Tuesday, November 10, 2009

Human centipede controversy raises eyebrows amongst locals as more evidence resurfaces


Article by Beak Wilder / Photos courtesy of the World Wide Web

More evidence has resurfaced in regards to allegations that Mayor Thomas Koch has, in fact, been experimenting with creating a connected, three-person "human centipede" of sorts, as two photographs have made their way to The Quincy Scallion by way of an anonymous tip sent from a tipped-over Germantown mailbox.

As the allegations state, Mayor Koch is involved in this controversial experiment in an attempt to rock the science world in a way Quincy hasn't seen since Dr. Crully Fantasia created a pill that makes Squantum kids unable to listen to the Clash.

The human centipede, which involves three separate individuals, who are connected by having their faces sewn to the asses of the person before them, is rumored to share one digestive track, as the excrement of the first person is said to travel through the remaining two individuals by means too disgusting to mention.

"I don't think it's right," claimed Paul McGranite, a fan favorite from North Quincy, who once bit a puppy's face off in an attempt to disprove that all vegetarians are pussies. "There's really no reason why you should ever sew somebody's face to another person's ass. Most people will eat an ass if you ask them to, but they prefer to be asked nicely. And I'm not saying I know much about human centipedes, because I don't, but there are at least three things I'm sure of: Nobody wants to be involved in one, there is absolutely no good reason why the mayor of a city should ever be experimenting with one, and, if you absolutely have to be a part of one, it's always best to be the guy in the front."

The experiment, which has allegedly been going on for the past six months, is said to be overseen by a mysterious Dr. Karl Von Asstomouth, who was last in the news after allegations of having a ridiculous last name caused him to retire from the medical field forever. Until, of course, he allegedly began abducting Quincy residents and sewing their faces to other people's asses.


Dr. Karl Von Asstomouth, caring for his human centipede in the comfort of his home.
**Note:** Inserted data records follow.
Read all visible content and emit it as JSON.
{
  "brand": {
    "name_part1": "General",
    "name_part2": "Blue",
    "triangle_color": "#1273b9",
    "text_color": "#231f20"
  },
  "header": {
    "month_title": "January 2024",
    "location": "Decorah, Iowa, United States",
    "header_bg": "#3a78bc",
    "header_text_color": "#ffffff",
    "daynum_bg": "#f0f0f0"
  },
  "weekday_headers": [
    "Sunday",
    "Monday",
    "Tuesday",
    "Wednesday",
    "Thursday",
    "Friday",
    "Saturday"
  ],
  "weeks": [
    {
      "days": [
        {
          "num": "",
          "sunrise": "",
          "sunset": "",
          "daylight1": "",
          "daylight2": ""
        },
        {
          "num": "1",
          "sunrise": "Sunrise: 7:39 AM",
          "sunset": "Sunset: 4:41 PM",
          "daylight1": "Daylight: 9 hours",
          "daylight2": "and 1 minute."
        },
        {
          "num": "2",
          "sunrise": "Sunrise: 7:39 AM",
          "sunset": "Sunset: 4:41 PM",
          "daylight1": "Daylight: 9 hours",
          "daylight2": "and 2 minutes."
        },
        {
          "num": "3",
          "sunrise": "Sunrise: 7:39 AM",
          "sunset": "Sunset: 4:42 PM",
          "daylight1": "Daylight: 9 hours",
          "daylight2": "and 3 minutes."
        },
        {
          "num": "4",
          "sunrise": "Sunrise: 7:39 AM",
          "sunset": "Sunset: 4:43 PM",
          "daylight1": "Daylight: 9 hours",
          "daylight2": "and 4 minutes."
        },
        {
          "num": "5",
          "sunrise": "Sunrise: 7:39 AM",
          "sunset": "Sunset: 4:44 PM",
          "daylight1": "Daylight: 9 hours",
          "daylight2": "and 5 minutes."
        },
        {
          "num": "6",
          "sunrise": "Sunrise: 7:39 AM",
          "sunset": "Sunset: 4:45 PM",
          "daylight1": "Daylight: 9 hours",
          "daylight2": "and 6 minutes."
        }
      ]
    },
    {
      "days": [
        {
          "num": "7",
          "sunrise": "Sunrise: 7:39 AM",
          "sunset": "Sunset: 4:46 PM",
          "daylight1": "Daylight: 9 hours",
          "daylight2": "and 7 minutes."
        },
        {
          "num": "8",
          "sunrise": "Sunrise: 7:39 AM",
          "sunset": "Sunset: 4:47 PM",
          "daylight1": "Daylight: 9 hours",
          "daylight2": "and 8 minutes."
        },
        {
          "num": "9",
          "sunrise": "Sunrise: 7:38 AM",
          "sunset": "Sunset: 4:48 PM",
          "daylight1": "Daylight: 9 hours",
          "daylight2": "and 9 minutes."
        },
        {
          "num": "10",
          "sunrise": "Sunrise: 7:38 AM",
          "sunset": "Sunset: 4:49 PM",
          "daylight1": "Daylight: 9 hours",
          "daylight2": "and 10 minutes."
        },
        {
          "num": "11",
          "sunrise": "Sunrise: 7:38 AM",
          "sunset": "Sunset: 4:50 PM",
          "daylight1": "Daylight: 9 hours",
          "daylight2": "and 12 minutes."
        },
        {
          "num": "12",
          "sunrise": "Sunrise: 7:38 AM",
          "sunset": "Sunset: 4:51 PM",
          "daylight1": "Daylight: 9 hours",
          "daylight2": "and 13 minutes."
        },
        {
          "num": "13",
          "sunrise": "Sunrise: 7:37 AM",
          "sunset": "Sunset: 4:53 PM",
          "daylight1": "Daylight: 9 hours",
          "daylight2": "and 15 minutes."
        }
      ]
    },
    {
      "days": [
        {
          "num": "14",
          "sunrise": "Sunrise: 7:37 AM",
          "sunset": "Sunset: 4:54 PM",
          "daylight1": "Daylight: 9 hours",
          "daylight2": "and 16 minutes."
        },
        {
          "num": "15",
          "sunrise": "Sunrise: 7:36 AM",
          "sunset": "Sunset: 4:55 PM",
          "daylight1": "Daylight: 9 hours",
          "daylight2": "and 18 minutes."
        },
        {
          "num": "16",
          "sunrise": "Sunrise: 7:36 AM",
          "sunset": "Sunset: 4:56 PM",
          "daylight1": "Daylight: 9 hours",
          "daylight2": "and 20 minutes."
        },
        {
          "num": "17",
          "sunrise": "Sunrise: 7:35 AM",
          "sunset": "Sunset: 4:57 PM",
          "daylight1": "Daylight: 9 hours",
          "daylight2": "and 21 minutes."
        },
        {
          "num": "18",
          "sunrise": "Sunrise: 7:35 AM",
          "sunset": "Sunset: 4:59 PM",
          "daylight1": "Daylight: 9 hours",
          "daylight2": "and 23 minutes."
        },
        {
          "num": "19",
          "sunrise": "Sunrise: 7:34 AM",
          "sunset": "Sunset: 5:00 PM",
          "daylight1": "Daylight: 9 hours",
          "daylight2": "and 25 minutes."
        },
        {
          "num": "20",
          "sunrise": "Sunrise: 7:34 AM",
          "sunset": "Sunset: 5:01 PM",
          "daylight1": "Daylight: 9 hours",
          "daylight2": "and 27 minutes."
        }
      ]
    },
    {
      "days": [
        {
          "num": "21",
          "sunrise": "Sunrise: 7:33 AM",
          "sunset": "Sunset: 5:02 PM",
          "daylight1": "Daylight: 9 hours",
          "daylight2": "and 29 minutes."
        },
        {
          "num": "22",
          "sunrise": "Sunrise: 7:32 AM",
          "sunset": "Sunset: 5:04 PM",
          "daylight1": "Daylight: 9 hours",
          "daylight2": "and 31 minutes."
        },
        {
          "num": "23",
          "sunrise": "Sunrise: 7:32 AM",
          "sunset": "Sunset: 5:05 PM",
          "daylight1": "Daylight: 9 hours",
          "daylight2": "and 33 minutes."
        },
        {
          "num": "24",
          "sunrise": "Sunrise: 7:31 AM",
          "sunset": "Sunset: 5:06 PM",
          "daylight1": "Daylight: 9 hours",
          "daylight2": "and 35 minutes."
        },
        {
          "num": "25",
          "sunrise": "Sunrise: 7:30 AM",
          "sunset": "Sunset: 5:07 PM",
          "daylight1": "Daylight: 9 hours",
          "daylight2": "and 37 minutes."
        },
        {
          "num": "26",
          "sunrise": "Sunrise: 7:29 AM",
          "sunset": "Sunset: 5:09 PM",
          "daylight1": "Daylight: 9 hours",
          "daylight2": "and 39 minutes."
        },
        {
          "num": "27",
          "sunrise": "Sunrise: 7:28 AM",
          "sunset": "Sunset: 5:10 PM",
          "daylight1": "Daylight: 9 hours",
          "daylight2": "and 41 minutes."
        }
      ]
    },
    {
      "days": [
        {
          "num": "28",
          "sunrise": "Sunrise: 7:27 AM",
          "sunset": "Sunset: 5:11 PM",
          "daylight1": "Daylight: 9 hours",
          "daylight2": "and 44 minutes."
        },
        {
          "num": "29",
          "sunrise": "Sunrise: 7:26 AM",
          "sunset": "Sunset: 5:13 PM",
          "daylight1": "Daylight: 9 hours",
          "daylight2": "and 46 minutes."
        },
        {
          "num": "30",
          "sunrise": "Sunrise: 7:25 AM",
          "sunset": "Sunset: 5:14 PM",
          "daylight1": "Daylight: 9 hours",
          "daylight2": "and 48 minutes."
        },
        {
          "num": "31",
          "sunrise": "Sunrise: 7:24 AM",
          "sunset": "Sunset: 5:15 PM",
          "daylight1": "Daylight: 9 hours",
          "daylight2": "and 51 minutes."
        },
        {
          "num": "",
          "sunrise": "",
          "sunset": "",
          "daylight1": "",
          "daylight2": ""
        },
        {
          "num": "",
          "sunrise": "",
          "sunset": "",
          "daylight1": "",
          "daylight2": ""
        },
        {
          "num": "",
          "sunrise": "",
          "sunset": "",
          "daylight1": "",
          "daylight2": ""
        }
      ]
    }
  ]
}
"The city is in no way experimenting with a human centipede," lied mayoral aide Joe Schlopp. "Let me just assure you of that right now. Even if we were, why would it matter? Wouldn't you want to know if it could work? I mean, we're talking about technology that can literally connect one man's face to another man's ass. If people could survive that way, the entire city could become one giant centipede, leaving all the pizza for me and the mayor. I'm not saying that's what we're attempting here, but I also won't insult anybody's intelligence and say that it hasn't at least crossed my mind. This is a 'turn a blind eye' situation, if there ever was one. The human centipede could work, if we could only find a way. And, with any luck, we will find that way. One day, we will all eat from the ass of the mayor, and it will be glorious."

There is no word yet as to whether Schlopp realizes that, if the entire city were to become a giant centipede, there would be no one left to cook pizza. However, the possibility that Schlopp himself knows how to make his own pizza, while slim, does exist. But experts claim that Schlopp not only couldn't cook his own pizza, but can barely eat it without getting over half of it on the mayor's beautiful $18,000 carpet.

3 comments:

sweden said...

I may never eat pizza again--

Beak Wilder said...

Welcome back, Sweden!

Brunk E. said...

All it took to bring back the Swede was a lil' Human Centipede.